European guidelines suggest general screening for risk factors, including analysis of lipid profiles in the population of 40-year-old males and 50-year-old or postmenopausal women. Our study documents high prevalence and incidence of CV risk factors together with insufficient control of the risk factors in Czech patients of this age range. This finding suggests that preventive examinations should be undertaken earlier (e.g., in 30-year-old males and 40-year-old women). Exact timing of the preventive check-ups to yield the best cost-benefit ratio needs to be verified.
本分析旨在分析最重要的心血管(CV)危险因素的存在情况,并探讨所研究人群中低密度脂蛋白胆固醇的管理模式。
我们纳入了961名男性,平均年龄为42.9±4.7岁,以及851名女性,平均年龄为51.2±3.6岁。收集了个人、用药及家族史以及实验室检查的数据。使用系统性冠状动脉风险评估(SCORE)算法并根据指南进行修改来计算心血管(CV)风险。
观察队列中CV风险的分布如下:24%的受试者风险较低,51%为中度,17%为高度,8%为极高风险。极高风险组(1%)和高风险组(3%)中达到低密度脂蛋白胆固醇目标值的患者百分比显著低于中度风险组(14%)或低风险组(59%)。20%的男性和女性新发现血脂异常。8%的男性和5%的女性新诊断为动脉高血压,3%的男性和女性新诊断为2型糖尿病。39%的男性和41%的女性存在血脂异常;43%的男性和45%的女性患有动脉高血压,11%的男性和女性被诊断为2型糖尿病。49%的男性和31%的女性超重,32%的男女肥胖。36%的男性和22%的女性吸烟。

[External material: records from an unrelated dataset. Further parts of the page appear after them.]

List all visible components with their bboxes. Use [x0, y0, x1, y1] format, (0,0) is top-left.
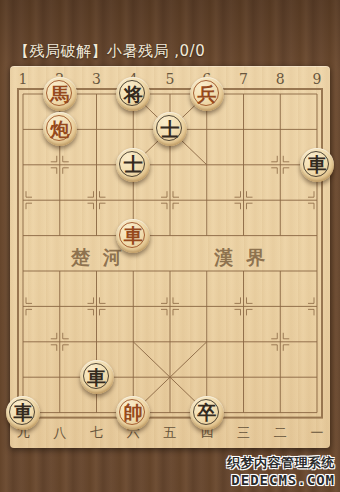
black-piece-将[interactable]: 将 — [116, 77, 150, 111]
file-number-top: 8 — [263, 71, 297, 87]
file-number-bottom: 一 — [300, 424, 334, 442]
piece-glyph: 車 — [87, 367, 106, 386]
black-piece-車[interactable]: 車 — [300, 148, 334, 182]
river-label-right: 漢界 — [214, 245, 278, 269]
red-piece-車[interactable]: 車 — [116, 219, 150, 253]
file-number-bottom: 七 — [80, 424, 114, 442]
black-piece-士[interactable]: 士 — [116, 148, 150, 182]
black-piece-車[interactable]: 車 — [80, 360, 114, 394]
file-number-top: 3 — [80, 71, 114, 87]
piece-glyph: 兵 — [197, 84, 216, 103]
red-piece-兵[interactable]: 兵 — [190, 77, 224, 111]
file-number-top: 7 — [227, 71, 261, 87]
black-piece-車[interactable]: 車 — [6, 396, 40, 430]
file-number-top: 1 — [6, 71, 40, 87]
file-number-bottom: 二 — [263, 424, 297, 442]
black-piece-卒[interactable]: 卒 — [190, 396, 224, 430]
piece-glyph: 車 — [308, 155, 327, 174]
watermark-text-en: DEDECMS.COM — [227, 472, 335, 488]
piece-glyph: 士 — [161, 119, 180, 138]
piece-glyph: 車 — [124, 226, 143, 245]
piece-glyph: 卒 — [197, 403, 216, 422]
file-number-bottom: 八 — [43, 424, 77, 442]
piece-glyph: 士 — [124, 155, 143, 174]
watermark-text-cn: 织梦内容管理系统 — [227, 454, 335, 472]
red-piece-帥[interactable]: 帥 — [116, 396, 150, 430]
piece-glyph: 炮 — [50, 119, 69, 138]
red-piece-馬[interactable]: 馬 — [43, 77, 77, 111]
file-number-bottom: 三 — [227, 424, 261, 442]
piece-glyph: 将 — [124, 84, 143, 103]
app-screen: 【残局破解】小暑残局 ,0/0 123456789九八七六五四三二一 楚河 漢界… — [0, 0, 340, 492]
file-number-top: 9 — [300, 71, 334, 87]
file-number-bottom: 五 — [153, 424, 187, 442]
piece-glyph: 馬 — [50, 84, 69, 103]
piece-glyph: 帥 — [124, 403, 143, 422]
piece-glyph: 車 — [14, 403, 33, 422]
file-number-top: 5 — [153, 71, 187, 87]
red-piece-炮[interactable]: 炮 — [43, 112, 77, 146]
watermark: 织梦内容管理系统 DEDECMS.COM — [227, 454, 335, 488]
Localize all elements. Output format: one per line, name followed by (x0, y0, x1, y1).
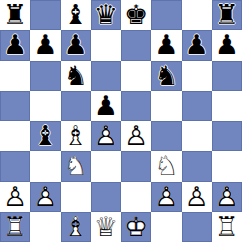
square-c3[interactable]: ♞♘ (61, 151, 91, 181)
square-c5[interactable] (61, 91, 91, 121)
square-f4[interactable] (151, 121, 181, 151)
piece-white-pawn: ♙ (154, 182, 178, 212)
square-h7[interactable]: ♟ (212, 30, 242, 60)
square-b4[interactable]: ♝ (30, 121, 60, 151)
piece-black-pawn: ♟ (3, 30, 27, 60)
piece-black-king: ♚ (124, 0, 148, 30)
piece-white-knight: ♘ (154, 151, 178, 181)
piece-white-king: ♔ (124, 212, 148, 242)
square-d5[interactable]: ♟ (91, 91, 121, 121)
square-b6[interactable] (30, 61, 60, 91)
piece-black-knight: ♞ (64, 61, 88, 91)
square-g6[interactable] (182, 61, 212, 91)
square-e3[interactable] (121, 151, 151, 181)
square-d4[interactable]: ♟♙ (91, 121, 121, 151)
piece-white-pawn: ♙ (124, 121, 148, 151)
piece-black-queen: ♛ (94, 0, 118, 30)
piece-black-pawn: ♟ (94, 91, 118, 121)
square-h1[interactable]: ♜♖ (212, 212, 242, 242)
square-c1[interactable]: ♝♗ (61, 212, 91, 242)
square-c2[interactable] (61, 182, 91, 212)
piece-white-pawn: ♙ (215, 182, 239, 212)
piece-white-bishop: ♗ (64, 121, 88, 151)
square-e1[interactable]: ♚♔ (121, 212, 151, 242)
square-a1[interactable]: ♜♖ (0, 212, 30, 242)
piece-black-pawn: ♟ (64, 30, 88, 60)
piece-white-pawn: ♙ (33, 182, 57, 212)
square-e8[interactable]: ♚ (121, 0, 151, 30)
piece-black-knight: ♞ (154, 61, 178, 91)
square-f7[interactable]: ♟ (151, 30, 181, 60)
square-g7[interactable]: ♟ (182, 30, 212, 60)
square-d1[interactable]: ♛♕ (91, 212, 121, 242)
piece-black-bishop: ♝ (33, 121, 57, 151)
square-g3[interactable] (182, 151, 212, 181)
piece-white-knight: ♘ (64, 151, 88, 181)
square-h4[interactable] (212, 121, 242, 151)
square-a8[interactable]: ♜ (0, 0, 30, 30)
square-d2[interactable] (91, 182, 121, 212)
square-a7[interactable]: ♟ (0, 30, 30, 60)
piece-black-rook: ♜ (3, 0, 27, 30)
square-d8[interactable]: ♛ (91, 0, 121, 30)
piece-white-rook: ♖ (215, 212, 239, 242)
square-g2[interactable]: ♟♙ (182, 182, 212, 212)
square-a6[interactable] (0, 61, 30, 91)
piece-black-pawn: ♟ (185, 30, 209, 60)
piece-black-pawn: ♟ (154, 30, 178, 60)
square-f3[interactable]: ♞♘ (151, 151, 181, 181)
square-h5[interactable] (212, 91, 242, 121)
square-g8[interactable] (182, 0, 212, 30)
piece-black-pawn: ♟ (215, 30, 239, 60)
square-c4[interactable]: ♝♗ (61, 121, 91, 151)
square-h3[interactable] (212, 151, 242, 181)
piece-white-rook: ♖ (3, 212, 27, 242)
square-d3[interactable] (91, 151, 121, 181)
square-b3[interactable] (30, 151, 60, 181)
square-b7[interactable]: ♟ (30, 30, 60, 60)
square-e6[interactable] (121, 61, 151, 91)
piece-white-bishop: ♗ (64, 212, 88, 242)
square-h6[interactable] (212, 61, 242, 91)
square-a3[interactable] (0, 151, 30, 181)
square-d7[interactable] (91, 30, 121, 60)
square-e5[interactable] (121, 91, 151, 121)
square-b1[interactable] (30, 212, 60, 242)
square-h2[interactable]: ♟♙ (212, 182, 242, 212)
square-c7[interactable]: ♟ (61, 30, 91, 60)
square-f1[interactable] (151, 212, 181, 242)
square-b2[interactable]: ♟♙ (30, 182, 60, 212)
square-e2[interactable] (121, 182, 151, 212)
square-f5[interactable] (151, 91, 181, 121)
square-b5[interactable] (30, 91, 60, 121)
square-g5[interactable] (182, 91, 212, 121)
square-e4[interactable]: ♟♙ (121, 121, 151, 151)
piece-black-pawn: ♟ (33, 30, 57, 60)
chess-board: ♜♝♛♚♜♟♟♟♟♟♟♞♞♟♝♝♗♟♙♟♙♞♘♞♘♟♙♟♙♟♙♟♙♟♙♜♖♝♗♛… (0, 0, 242, 242)
piece-black-rook: ♜ (215, 0, 239, 30)
square-b8[interactable] (30, 0, 60, 30)
square-e7[interactable] (121, 30, 151, 60)
square-a4[interactable] (0, 121, 30, 151)
piece-white-pawn: ♙ (3, 182, 27, 212)
square-f8[interactable] (151, 0, 181, 30)
piece-white-pawn: ♙ (94, 121, 118, 151)
square-a5[interactable] (0, 91, 30, 121)
square-h8[interactable]: ♜ (212, 0, 242, 30)
square-f6[interactable]: ♞ (151, 61, 181, 91)
square-g1[interactable] (182, 212, 212, 242)
square-f2[interactable]: ♟♙ (151, 182, 181, 212)
square-a2[interactable]: ♟♙ (0, 182, 30, 212)
square-d6[interactable] (91, 61, 121, 91)
piece-black-bishop: ♝ (64, 0, 88, 30)
square-c8[interactable]: ♝ (61, 0, 91, 30)
piece-white-pawn: ♙ (185, 182, 209, 212)
square-g4[interactable] (182, 121, 212, 151)
piece-white-queen: ♕ (94, 212, 118, 242)
square-c6[interactable]: ♞ (61, 61, 91, 91)
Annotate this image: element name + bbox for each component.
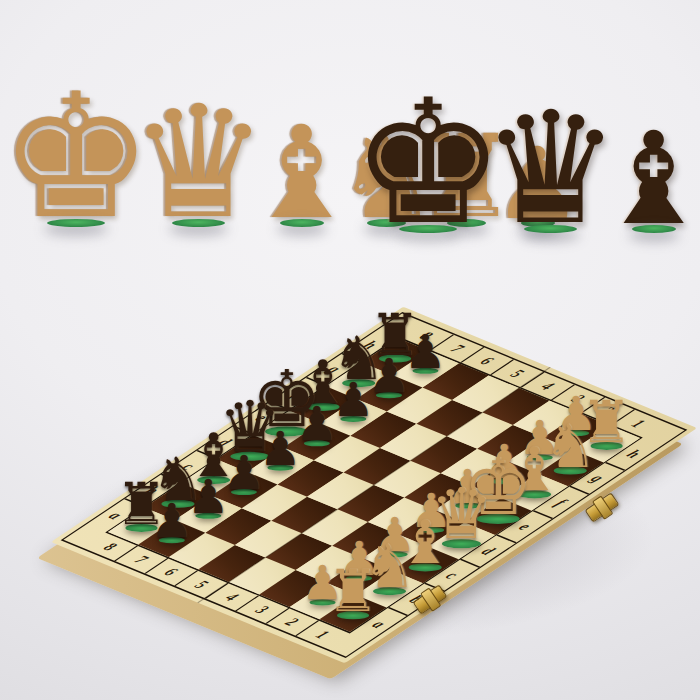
piece-black-pawn-h7[interactable]: ♟ xyxy=(404,328,446,375)
coordinate-label: 1 xyxy=(311,628,334,642)
felt-base xyxy=(280,219,324,227)
board-scene: ♜♞♝♛♚♝♞♜♟♟♟♟♟♟♟♟♟♟♟♟♟♟♟♟♜♞♝♛♚♝♞♜ aa88bb7… xyxy=(142,253,606,700)
chess-set-photo: ♚♛♝♞♜♟ ♚♛♝♞♜♟ ♜♞♝♛♚♝♞♜♟♟♟♟♟♟♟♟♟♟♟♟♟♟♟♟♜♞… xyxy=(0,0,700,700)
chess-board: ♜♞♝♛♚♝♞♜♟♟♟♟♟♟♟♟♟♟♟♟♟♟♟♟♜♞♝♛♚♝♞♜ aa88bb7… xyxy=(51,307,697,664)
piece-showcase: ♚♛♝♞♜♟ ♚♛♝♞♜♟ xyxy=(0,22,700,227)
coordinate-label: 3 xyxy=(251,603,274,617)
piece-black-pawn-e7[interactable]: ♟ xyxy=(295,400,337,447)
coordinate-label: 7 xyxy=(130,553,153,567)
coordinate-label: 4 xyxy=(220,590,243,604)
piece-black-pawn-b7[interactable]: ♟ xyxy=(187,473,229,520)
coordinate-label: 5 xyxy=(190,578,213,592)
coordinate-label: 6 xyxy=(160,565,183,579)
piece-black-pawn-d7[interactable]: ♟ xyxy=(259,425,301,472)
coordinate-label: 2 xyxy=(281,615,304,629)
showcase-black-pieces: ♚♛♝♞♜♟ xyxy=(363,84,689,233)
coordinate-label: 7 xyxy=(446,342,469,356)
knight-glyph: ♞ xyxy=(687,130,700,237)
piece-black-pawn-a7[interactable]: ♟ xyxy=(150,497,192,544)
coordinate-label: 5 xyxy=(506,367,529,381)
felt-base xyxy=(47,219,105,227)
showcase-black-knight: ♞ xyxy=(687,130,700,233)
showcase-white-pieces: ♚♛♝♞♜♟ xyxy=(11,78,337,227)
coordinate-label: 6 xyxy=(476,354,499,368)
piece-white-rook-a1[interactable]: ♜ xyxy=(327,562,379,620)
showcase-black-bishop: ♝ xyxy=(596,120,700,233)
piece-black-pawn-f7[interactable]: ♟ xyxy=(332,376,374,423)
felt-base xyxy=(172,219,225,227)
bishop-glyph: ♝ xyxy=(596,120,700,238)
coordinate-label: 8 xyxy=(99,540,122,554)
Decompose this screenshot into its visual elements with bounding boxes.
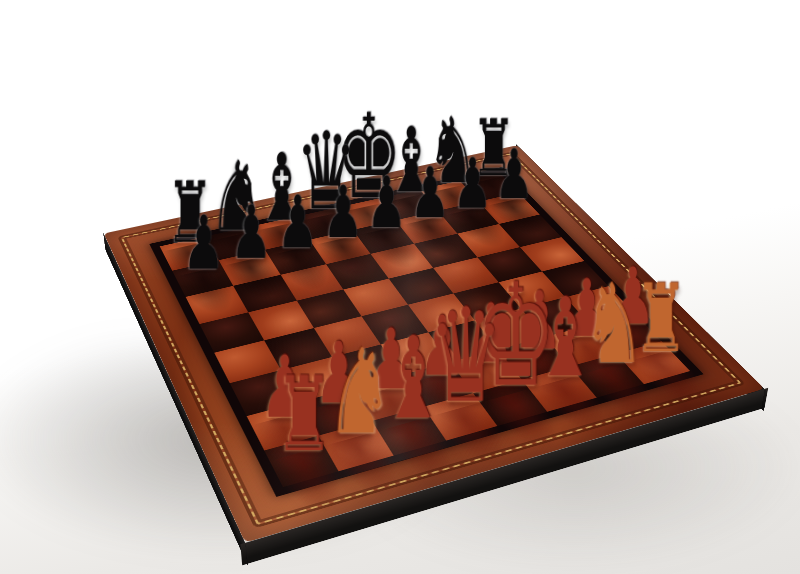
scene: ♜♞♝♛♚♝♞♜♟♟♟♟♟♟♟♟♟♟♟♟♟♟♟♟♜♞♝♛♚♝♞♜ [0,0,800,574]
piece-red-rook-a1[interactable]: ♜ [234,363,374,466]
red-rook-glyph: ♜ [260,363,350,466]
piece-black-pawn-a7[interactable]: ♟ [146,206,263,280]
chess-board: ♜♞♝♛♚♝♞♜♟♟♟♟♟♟♟♟♟♟♟♟♟♟♟♟♜♞♝♛♚♝♞♜ [104,145,765,543]
black-pawn-glyph: ♟ [167,206,242,280]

48%的参与者接受了药物治疗。62%的男性和65%的女性参与者被建议进行非药物治疗。53%的男性和51%的女性开始了药物干预。在男性和女性中,使用血管紧张素转换酶(ACE)抑制剂进行降压治疗(男性为29%,女性为27%)以及使用他汀类药物进行降脂治疗(男性为28%,女性为27%)是最常开始的治疗方法。在低密度脂蛋白胆固醇水平>5 mmol/L的101例患者亚组中,56%未接受他汀类药物治疗。对任何一种后续CV风险的阳性家族史之间关系的分析显示,动脉高血压、2型糖尿病和血脂异常的风险显著增加。
欧洲指南建议对危险因素进行常规筛查,包括对40岁男性和50岁或绝经后女性人群进行血脂谱分析。我们的研究记录了该年龄范围的捷克患者中CV危险因素的高患病率和发病率,以及危险因素控制不足的情况。这一发现表明应更早地进行预防性检查(例如,30岁男性和40岁女性)。产生最佳成本效益比的预防性检查的确切时间需要进一步验证。